PayPal is reversible... as it is owned by and originally intended for eBay. The eBay paradigm goes like this: Buyer and seller close the deal; buyer sends payment via PayPal; upon receiving, seller ships the goods.

If the seller is a scammer (the opposite of what often occurs in the translation market), they'll try to keep the money and won't ship anything. Of course they may ship wrong or defective goods as well. If the seller is "verified" (their page on eBay would state so), and the buyer complains, PayPal will charge the seller, to refund the buyer. (This is an oversimplification of the process just for the sake of the argument.)

Bottom line is that if your translation client complains to PayPal that they didn't get the translation, or simply that it "was bad", and you (translator) have a verified account there, even if you have withdrawn the funds, they'll charge your credit card or bank account.

Furthermore, PayPal fees may be high, depending on your location. Since they set up their own operations in Brazil, PayPal has been deducting 6.5% of the total amount in fees + 3.5% in openly lower-than-market exchange rates. Meanwhile fees to receive a Swift transfer here, depending on your bank and account type vary in the USD 20~70 range per transaction, regardless of the amount involved.

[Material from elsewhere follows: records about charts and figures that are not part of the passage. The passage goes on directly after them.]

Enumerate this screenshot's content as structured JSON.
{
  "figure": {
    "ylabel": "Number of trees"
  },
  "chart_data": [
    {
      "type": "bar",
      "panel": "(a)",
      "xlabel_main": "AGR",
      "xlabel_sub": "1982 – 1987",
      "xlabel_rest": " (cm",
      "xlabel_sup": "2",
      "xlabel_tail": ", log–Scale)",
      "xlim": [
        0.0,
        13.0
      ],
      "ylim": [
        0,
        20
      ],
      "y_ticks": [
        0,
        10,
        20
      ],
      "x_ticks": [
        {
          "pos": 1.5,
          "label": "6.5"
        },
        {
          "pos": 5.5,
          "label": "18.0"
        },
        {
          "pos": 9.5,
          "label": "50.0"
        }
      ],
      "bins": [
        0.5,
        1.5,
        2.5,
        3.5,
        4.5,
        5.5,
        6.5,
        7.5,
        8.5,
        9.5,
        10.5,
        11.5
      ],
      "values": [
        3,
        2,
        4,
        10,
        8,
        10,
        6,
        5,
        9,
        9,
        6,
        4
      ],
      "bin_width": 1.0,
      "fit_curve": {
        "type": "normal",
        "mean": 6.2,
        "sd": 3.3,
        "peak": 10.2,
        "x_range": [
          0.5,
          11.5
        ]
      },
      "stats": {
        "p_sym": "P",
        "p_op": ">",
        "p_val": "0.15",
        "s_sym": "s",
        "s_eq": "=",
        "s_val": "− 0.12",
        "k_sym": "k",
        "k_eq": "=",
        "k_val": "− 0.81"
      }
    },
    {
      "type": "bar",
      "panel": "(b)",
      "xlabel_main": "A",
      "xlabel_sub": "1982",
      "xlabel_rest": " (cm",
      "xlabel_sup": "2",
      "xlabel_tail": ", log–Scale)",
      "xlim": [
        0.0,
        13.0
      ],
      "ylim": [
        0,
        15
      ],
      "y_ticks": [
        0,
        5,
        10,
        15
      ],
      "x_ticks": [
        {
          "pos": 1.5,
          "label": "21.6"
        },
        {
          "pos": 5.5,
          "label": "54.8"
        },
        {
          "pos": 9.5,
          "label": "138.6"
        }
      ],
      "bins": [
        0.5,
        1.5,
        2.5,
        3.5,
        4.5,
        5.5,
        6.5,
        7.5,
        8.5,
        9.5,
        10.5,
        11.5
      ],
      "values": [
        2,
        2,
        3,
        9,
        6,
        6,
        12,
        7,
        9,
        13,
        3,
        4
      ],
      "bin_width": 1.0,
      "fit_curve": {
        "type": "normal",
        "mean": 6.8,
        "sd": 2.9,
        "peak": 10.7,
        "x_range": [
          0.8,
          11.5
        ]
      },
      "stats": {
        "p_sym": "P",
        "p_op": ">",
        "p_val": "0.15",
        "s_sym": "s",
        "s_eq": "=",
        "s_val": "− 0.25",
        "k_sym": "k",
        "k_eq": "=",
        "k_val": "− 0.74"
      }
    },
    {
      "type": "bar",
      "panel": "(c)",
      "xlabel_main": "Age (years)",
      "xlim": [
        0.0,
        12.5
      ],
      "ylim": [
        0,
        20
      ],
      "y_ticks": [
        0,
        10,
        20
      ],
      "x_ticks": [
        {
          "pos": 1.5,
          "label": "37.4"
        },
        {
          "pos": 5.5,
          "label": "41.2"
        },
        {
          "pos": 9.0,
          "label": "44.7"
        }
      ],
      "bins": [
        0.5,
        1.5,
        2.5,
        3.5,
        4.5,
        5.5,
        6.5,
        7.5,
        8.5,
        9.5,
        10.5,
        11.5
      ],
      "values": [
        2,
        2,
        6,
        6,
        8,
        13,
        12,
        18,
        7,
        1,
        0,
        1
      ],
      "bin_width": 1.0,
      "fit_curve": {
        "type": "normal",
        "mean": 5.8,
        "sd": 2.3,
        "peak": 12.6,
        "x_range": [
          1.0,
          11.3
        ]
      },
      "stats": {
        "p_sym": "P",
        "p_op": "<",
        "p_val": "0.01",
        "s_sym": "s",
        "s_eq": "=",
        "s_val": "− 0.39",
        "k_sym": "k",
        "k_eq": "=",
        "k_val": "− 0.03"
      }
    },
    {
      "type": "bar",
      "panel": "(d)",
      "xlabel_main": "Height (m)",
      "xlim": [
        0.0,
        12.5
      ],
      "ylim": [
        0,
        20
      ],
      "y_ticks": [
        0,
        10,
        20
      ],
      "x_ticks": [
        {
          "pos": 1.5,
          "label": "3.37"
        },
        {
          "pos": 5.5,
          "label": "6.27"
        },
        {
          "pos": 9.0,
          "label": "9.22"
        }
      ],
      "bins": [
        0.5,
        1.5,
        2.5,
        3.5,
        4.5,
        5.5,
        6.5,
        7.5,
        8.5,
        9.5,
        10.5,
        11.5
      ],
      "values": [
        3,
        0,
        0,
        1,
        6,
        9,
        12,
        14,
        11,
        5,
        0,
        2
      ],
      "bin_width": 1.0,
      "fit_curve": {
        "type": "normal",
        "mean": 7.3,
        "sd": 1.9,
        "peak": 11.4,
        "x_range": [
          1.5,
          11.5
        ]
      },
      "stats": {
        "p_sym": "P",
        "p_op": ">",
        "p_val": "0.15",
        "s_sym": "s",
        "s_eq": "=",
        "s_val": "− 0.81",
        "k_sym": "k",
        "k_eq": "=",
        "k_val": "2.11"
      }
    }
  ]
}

P2P contrivances like Moneygram, Western Union etc. are not reversible once they have been made, since 4~20 minutes later during your local banking hours, you may withdraw the full amount in cash at the proper locations. However as the label implies, they are P2P, and they have been struggling to curb "business-looking" payments to stay clear of money laundering or tax dodging charges.

Xoom became particularly stringent on being non-business P2P. According to their explanations, it dawned upon me that their system may be used by a sugar daddy to support a mistress overseas, but not to pay a professional hooker abroad, because that would be considered 'business'.


Wire transfers are definitely safe from the moment they reach your (destination) bank. The number of days it takes depends on the country where you are.